Is Christianity about me and my future?

I woke up at the tail end of a frightening dream. I was in a church service singing a hymn, the congregation was swaying to the music and I was swaying in all the wrong directions, so I was glad when the hymn ended and we could all sit down. But just before sitting down the chap in front of me turned round and said, “I’m really looking forward to your sermon today.” Horrors: I’ve got the sermon? Right now?

So up I went and announced the first thing that came to mind, which was: “Christianity is not about self.” And that’s when I woke up. But in that twilight period of coming to, I pursued the thought further. How can Christianity be about me and my future when I’ve already “been raised with Christ,” Colossians 3:1, and my entire “life is now hidden with Christ in God,” verse 3?

The present preoccupation of much of Christianity with being good enough to go to heaven after we die, therefore, is at odds with Scripture which says we’re already in heaven with Christ and God. I don’t have to worry about me and my future at all then, do I, when Scripture clearly says my “self” has already been taken care of forever? But what, then, is the purpose of my human self now, while I’m still here on the Earth?

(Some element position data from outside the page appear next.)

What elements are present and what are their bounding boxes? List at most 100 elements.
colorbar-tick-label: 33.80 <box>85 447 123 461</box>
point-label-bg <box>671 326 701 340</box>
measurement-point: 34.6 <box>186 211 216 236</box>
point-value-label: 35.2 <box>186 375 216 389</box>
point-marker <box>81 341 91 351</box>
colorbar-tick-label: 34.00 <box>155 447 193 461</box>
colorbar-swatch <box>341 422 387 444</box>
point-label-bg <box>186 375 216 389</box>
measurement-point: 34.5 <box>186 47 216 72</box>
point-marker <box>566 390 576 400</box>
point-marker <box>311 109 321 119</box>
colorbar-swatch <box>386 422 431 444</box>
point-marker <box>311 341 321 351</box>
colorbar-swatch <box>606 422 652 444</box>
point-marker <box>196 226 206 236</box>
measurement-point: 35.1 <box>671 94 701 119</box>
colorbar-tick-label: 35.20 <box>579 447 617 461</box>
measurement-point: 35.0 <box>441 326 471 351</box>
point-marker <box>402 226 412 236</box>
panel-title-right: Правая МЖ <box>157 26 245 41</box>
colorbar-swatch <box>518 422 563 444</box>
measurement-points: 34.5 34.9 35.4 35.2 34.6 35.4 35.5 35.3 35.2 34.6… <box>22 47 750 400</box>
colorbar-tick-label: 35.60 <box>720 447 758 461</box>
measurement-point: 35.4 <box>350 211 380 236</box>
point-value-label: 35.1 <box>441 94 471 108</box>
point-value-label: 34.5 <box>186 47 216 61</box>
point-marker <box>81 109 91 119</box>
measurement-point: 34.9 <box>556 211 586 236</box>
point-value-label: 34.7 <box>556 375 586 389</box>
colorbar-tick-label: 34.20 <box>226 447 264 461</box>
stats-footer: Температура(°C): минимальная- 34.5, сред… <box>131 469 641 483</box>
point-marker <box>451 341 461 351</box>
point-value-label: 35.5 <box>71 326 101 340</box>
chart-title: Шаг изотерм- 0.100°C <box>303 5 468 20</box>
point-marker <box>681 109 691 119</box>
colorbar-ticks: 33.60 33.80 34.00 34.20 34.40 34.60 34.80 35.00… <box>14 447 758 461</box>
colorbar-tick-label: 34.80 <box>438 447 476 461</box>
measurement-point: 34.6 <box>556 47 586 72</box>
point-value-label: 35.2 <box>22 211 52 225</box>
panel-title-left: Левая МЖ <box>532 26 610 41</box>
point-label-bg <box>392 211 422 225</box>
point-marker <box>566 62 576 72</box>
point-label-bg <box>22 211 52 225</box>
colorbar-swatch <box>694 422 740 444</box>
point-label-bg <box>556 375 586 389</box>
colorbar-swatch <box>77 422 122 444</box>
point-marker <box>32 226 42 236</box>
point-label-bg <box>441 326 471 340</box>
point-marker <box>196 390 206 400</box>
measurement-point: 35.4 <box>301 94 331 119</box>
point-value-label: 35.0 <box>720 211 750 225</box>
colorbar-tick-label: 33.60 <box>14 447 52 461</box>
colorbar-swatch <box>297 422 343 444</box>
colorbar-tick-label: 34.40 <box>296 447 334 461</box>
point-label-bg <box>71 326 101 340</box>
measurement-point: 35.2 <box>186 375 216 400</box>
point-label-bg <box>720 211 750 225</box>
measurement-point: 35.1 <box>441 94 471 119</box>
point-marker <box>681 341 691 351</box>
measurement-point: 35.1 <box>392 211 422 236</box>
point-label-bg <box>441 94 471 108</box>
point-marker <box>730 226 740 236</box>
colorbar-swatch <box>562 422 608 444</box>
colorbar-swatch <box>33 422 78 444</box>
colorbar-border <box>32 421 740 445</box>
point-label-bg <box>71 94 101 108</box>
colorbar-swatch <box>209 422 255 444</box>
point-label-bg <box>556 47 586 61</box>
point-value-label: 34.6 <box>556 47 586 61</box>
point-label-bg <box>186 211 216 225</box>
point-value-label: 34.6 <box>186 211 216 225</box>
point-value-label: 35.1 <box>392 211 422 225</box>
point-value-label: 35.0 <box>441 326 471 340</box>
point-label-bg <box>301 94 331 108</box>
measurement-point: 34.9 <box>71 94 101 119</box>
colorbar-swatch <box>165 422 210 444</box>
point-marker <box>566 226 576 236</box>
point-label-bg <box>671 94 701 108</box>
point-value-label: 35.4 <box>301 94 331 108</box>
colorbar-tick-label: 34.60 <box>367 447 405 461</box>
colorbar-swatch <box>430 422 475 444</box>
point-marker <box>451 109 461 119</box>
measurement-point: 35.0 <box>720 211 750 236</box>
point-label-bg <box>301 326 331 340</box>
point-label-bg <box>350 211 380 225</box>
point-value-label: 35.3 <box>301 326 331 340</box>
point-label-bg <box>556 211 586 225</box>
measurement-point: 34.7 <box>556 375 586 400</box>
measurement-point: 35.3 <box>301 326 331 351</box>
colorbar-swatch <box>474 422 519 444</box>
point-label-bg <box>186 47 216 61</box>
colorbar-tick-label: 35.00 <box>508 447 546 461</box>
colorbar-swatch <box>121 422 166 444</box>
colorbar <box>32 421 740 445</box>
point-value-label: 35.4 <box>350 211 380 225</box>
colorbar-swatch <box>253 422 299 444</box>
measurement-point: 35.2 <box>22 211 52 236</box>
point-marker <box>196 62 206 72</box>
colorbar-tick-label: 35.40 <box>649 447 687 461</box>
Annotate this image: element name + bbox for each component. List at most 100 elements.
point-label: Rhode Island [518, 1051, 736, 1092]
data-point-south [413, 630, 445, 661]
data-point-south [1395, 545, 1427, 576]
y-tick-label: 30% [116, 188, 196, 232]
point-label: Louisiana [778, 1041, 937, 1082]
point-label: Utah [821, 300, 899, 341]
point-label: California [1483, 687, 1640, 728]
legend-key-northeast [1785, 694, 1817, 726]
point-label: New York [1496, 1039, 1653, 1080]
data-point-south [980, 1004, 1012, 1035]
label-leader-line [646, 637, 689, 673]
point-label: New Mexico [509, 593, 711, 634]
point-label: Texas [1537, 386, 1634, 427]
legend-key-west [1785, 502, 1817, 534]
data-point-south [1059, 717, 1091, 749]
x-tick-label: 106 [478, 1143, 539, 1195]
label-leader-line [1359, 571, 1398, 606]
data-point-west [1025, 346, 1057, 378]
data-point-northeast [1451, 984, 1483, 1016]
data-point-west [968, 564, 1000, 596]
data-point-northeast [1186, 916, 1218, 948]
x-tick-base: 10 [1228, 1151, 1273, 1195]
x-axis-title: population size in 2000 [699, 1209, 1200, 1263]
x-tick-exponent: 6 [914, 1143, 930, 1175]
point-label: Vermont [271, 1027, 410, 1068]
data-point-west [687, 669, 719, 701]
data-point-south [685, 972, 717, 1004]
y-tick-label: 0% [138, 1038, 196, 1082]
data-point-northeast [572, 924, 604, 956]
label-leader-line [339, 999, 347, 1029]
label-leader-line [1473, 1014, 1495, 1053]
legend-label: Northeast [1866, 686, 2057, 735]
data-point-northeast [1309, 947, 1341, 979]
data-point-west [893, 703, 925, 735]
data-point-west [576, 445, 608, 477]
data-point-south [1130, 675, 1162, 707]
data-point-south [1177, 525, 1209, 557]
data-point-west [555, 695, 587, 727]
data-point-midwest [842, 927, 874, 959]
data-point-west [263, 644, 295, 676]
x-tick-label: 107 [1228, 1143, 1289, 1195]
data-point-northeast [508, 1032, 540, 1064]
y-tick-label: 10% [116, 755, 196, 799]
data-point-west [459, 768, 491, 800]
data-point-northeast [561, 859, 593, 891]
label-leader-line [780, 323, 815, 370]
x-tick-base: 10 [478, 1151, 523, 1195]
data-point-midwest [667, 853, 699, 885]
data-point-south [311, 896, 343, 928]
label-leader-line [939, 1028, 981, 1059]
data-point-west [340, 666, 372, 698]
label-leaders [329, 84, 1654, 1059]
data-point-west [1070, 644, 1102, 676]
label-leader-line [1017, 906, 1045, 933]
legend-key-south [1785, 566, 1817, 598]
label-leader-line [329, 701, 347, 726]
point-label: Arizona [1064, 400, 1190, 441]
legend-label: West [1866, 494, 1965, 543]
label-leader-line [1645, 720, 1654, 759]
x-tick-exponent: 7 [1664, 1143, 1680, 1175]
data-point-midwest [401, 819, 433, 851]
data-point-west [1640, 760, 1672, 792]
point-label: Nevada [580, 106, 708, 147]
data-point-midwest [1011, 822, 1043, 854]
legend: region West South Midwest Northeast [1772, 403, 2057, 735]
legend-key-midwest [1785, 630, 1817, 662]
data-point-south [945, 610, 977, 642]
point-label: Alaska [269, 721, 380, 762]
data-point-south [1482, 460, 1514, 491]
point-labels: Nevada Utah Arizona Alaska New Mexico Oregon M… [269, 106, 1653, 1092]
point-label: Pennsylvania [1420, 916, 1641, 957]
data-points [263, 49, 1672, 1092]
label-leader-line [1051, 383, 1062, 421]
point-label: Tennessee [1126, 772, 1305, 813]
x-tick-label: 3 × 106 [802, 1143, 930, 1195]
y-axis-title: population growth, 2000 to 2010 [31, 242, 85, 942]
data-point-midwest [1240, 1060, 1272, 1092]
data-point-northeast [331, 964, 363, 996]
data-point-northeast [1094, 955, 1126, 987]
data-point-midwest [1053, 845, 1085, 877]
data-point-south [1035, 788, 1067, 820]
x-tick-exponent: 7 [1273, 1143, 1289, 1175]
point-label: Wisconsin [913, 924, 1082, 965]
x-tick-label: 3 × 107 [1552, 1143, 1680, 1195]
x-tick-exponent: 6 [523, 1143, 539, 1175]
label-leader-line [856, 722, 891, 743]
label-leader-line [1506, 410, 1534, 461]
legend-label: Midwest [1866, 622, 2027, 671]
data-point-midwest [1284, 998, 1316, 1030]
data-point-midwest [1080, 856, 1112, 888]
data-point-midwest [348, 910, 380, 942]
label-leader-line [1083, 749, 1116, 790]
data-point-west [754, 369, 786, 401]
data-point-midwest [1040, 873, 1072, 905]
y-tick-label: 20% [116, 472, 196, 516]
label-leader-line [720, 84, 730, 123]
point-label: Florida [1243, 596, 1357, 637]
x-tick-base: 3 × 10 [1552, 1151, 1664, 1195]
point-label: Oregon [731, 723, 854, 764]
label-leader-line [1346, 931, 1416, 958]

Well, when Jesus was here as a human he was in heaven and on Earth at the same time, just like we are. His reason for being on the Earth, meanwhile, was to be his Father’s agent. “See me, you see the Father,” he told Philip in John 14:9. So Jesus’ purpose for being here as a human was to be a perfect reflection of his Father.

And what people saw in Jesus was the relationship he had as a human with God. Jesus demonstrated that by obeying and trusting God in everything, and God always answered his every need. And there’s OUR reason too for being here on the Earth still; it’s to be JESUS’ agents, obeying and trusting him, and him taking care of our every need, so that people see the kind of relationship we humans can have with him.

My life is a reflection of that, which I’m able to do because “Christ is my life,” Colossians 3:4. Jesus now creates the same kind of relationship he had with the Father in me, through us obeying and trusting him.

Our concern isn’t about “me and my future,” then, because that’s all been taken care of already. It’s about what we’re here for now.